FLEXIBLE IRAC: A BEST PRACTICES GUIDE


  Tracy Turner*



                        L INTRODUCTION

     Existing scholarship on the proper organization of a legal
analysis is dominated by the IRAC paradigm and its numerous
spin-offs.1 IRAC stands for Issue, Rule (i.e., discussion of the
relevant law on an issue), Application (i.e., application of the law
to the case at hand), and Conclusion.2 The IRAC paradigm is
based on an adaptation of deductive syllogism to legal reasoning:

     Major Premise: All men are mortal. (The R in IRAC)
     Minor Premise: Socrates is a man.        (The A in IRAC)
     Conclusion: Therefore, Socrates is mortal.3

     Paradigms like IRAC are helpful tools for novice legal writers
who are otherwise faced with a seemingly impossible task:
identifying and imitating quality in a field of writing that is not
blessed with consistency in either its quality or its form.4 On the
other hand, some scholars have noted significant drawbacks in

    *. C 2015, Tracy Turner.

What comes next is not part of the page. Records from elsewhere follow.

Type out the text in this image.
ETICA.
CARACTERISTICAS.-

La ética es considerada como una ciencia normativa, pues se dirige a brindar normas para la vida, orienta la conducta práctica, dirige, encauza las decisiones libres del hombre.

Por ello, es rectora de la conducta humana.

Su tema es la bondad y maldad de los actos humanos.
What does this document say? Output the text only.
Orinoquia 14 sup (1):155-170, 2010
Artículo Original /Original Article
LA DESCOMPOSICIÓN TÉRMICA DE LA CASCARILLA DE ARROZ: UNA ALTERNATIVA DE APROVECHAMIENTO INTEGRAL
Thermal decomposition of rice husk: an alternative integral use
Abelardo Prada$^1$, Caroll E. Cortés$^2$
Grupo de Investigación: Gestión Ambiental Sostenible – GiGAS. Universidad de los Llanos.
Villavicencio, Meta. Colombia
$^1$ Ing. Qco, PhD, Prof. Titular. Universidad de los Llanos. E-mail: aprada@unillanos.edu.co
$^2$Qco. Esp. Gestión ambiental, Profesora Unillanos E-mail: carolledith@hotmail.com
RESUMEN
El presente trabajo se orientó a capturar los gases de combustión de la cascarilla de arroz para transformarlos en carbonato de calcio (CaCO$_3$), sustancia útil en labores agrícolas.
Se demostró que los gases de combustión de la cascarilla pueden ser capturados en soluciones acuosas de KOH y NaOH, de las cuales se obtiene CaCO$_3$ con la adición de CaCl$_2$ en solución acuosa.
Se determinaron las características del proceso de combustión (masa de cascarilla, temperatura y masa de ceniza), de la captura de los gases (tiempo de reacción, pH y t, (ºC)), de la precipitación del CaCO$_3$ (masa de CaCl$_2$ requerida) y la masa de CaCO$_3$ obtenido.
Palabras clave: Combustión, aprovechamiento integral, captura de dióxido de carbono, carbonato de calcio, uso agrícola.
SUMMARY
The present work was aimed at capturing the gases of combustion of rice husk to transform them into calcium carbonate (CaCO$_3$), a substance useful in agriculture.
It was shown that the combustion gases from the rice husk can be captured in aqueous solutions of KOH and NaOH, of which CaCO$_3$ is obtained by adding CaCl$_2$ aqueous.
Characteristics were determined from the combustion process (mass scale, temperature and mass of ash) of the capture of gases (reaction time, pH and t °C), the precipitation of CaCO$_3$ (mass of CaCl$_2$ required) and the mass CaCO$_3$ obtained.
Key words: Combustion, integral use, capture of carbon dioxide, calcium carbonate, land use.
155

All rights reserved. Tracy Turner is the Director of the
Legal Analysis, Writing, and Skills Program at Southwestern Law School. Thank you to
Michelle Keshishi, Kevin Miller, and Schyler Silverman for their help on this Article and
to Austen Parrish for his thoughtful comments.
    1. See Tracy Turner, Finding Consensus in Legal Writing Discourse Regarding Or-
ganizational Structure: A Review and Analysis of the Use of IRAC and Its Progenies, 9
LEGAL COMM. & RHETORIC: JALWD 351 (2012) (discussing various alternative acronyms
proposed by scholars and concluding that none of the alternative acronyms depart from the
rules-first core of IRAC, which still dominates the discourse).
    2. Many scholars advise legal writers to start with a conclusion rather than an issue
statement, especially in persuasive writing. See id. at 359 (surveying the literature on
whether legal writing should start with an issue or conclusion in objective writing). For
ease of reference, this Article will treat issue as synonymous with thesis or conclusion
and will use the IRAC paradigm as an umbrella term encompassing the numerous related
paradigms such as CRAC, CREAC, TRAC, etc. See id. at 357 (listing all of the various
acronyms that have been generated by legal writing professors).
    3. E.g. CHARLES R. CALLEROS, LEGAL METHOD AND LEGAL WRITING 82 (7th ed. 2014);
REID RAMBO & LEANNE J. PFLAUM, LEGAL WRITING BY DESIGN 20-21 (2d ed. 2013).
    4. Turner, supra note 1, at 351-52 n.2 (listing forty published articles that have
discussed the benefits of paradigms).